Le Dr Dolphin pense en effet que le mythe
du vampire aurait été inspiré d'une maladie héréditaire congénital
très rare du a l'absence d'un enzyme. (une enzyme est une protéine
qui a la fonction d'accélérer la vitesse d'une réaction chimique
dans l'organisme.) La porphyrie est un terme qui englobe un groupe
de maladies qui affectent la production d 'hémoglobine (les globules
rouges), de myoglobine (la pigmentation cellulaire rouge des muscles)
et de cytochromes. Elle provoque une photosensibilité de la peau
qui entraîne des effets spectaculaires chez le malade. Toute personne
sujette a cette maladie prend des risque graves si elle s'expose
aux rayons du soleil, car celui-ci provoque une importante atrophie
de la peau.(appelée photodermatite). Le contact avec la lumière
du soleil provoque alors une douleur intense de la peau et un
« rougissement » prononcé des yeux. Qui plus est les malades souffre
souvent d'une grande pâleur, et de pilosités anormales.
La
comtesse Erzsebet Bathory
Dans un régistre plus sinistre
on peut évoquer la comtesse Erzsebet Bathory qui dans son château
au 16e siècle, saignait plusieur centaine de jeunes filles afin
de se baigner dans leur sang ou le boire dans le but de préserver
le plus longtemps possible sa jeunesse et sa beauté. c'est le
procès, en 1611 de la comtesse.
Celle-ci est accusé d'avoir fait enlever et saigner comme des
animaux de boucherie de malheureuse jeunes filles qui habitaient
dans les villages aux alentours de son château de Csejthe, situé
au sommet d'une colline dans la région montagneuse de la Hongrie
proche des Carpates. Selon les chroniques de l'époque, le nombre
de victimes se situait entre quatre vingts et trois cents ; la
vérité se situe probablement plus près du second chiffre.

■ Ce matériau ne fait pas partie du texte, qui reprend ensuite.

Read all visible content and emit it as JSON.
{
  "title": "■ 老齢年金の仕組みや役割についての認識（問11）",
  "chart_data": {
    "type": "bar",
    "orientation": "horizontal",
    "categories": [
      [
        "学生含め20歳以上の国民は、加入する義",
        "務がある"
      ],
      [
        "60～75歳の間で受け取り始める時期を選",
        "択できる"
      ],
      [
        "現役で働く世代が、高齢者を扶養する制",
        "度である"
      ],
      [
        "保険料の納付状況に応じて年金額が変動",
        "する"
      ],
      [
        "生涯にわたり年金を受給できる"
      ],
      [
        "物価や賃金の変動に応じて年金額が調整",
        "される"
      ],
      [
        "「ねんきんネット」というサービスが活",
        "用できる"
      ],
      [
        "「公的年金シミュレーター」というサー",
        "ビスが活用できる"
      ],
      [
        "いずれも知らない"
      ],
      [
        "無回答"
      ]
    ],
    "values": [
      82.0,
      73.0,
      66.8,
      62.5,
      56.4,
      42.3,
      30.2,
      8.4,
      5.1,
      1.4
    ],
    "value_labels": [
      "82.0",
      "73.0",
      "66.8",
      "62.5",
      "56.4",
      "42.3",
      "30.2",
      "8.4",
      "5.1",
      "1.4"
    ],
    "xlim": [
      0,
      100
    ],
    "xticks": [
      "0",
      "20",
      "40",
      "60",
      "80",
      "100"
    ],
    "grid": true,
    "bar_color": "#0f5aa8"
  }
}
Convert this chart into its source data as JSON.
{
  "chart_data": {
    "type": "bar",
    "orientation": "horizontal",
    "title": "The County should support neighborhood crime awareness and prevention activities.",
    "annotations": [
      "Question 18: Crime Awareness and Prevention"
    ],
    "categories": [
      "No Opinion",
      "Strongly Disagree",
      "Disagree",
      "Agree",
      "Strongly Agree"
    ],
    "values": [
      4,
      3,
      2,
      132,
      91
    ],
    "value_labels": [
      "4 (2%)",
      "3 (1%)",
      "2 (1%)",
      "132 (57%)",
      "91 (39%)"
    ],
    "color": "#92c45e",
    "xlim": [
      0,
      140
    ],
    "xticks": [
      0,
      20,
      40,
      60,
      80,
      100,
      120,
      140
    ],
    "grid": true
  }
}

Pendant dix ans, des dizaines de jeunes filles, enchaînées dans
les cachots du château, seront torturées avec raffinement et saignées
à mort.
Devant le nombre impressionnant de disparitions de jeunes femmes
dans la région, des rumeurs se répandent et, pour y mettre fin,
le 30 décembre 1610, le comte Gyorgy Thurso, cousin d'Ezsébet,
à la tête d'une compagnie de soldats et de gendarmes, investit
le château au moment même ou se déroule l'une de ces orgies sanglantes.
Outre des cadavres de jeunes femmes, on découvre dans les cachots
souterrain des prisonnières encore vivantes, dont le corps a été
lardé de milliers de piqûres d'aiguille, et d'autres qui n'ont
pas encore subi de sévices mais qui attendent leur tour.
Sauvée de la peine capitale grâce à ses liens de parenté avec
la famille royale, la comtesse sera gardée en captivité jusqu'à
sa mort dans sa propre chambre dont on mure les fenêtres et la
porte en ne laissant qu'un étroit interstice pour lui passer les
plats, tandis que ses complices seront tous exécutés. Le château
étant demeuré à l'abandon après la mort de la comtesse, l'endroit
restera longtemps maudit. L'affaire Bathory a contribué à répandre
dans la région toutes sortes de rumeurs et de légendes selon lesquelles
la comtesse aurait continué, après sa mort, à se livrer à ses
débauches sanglantes, devenant ainsi un vampire au sens propre
du terme. Et cette Contesse était une parmi tant d'autre.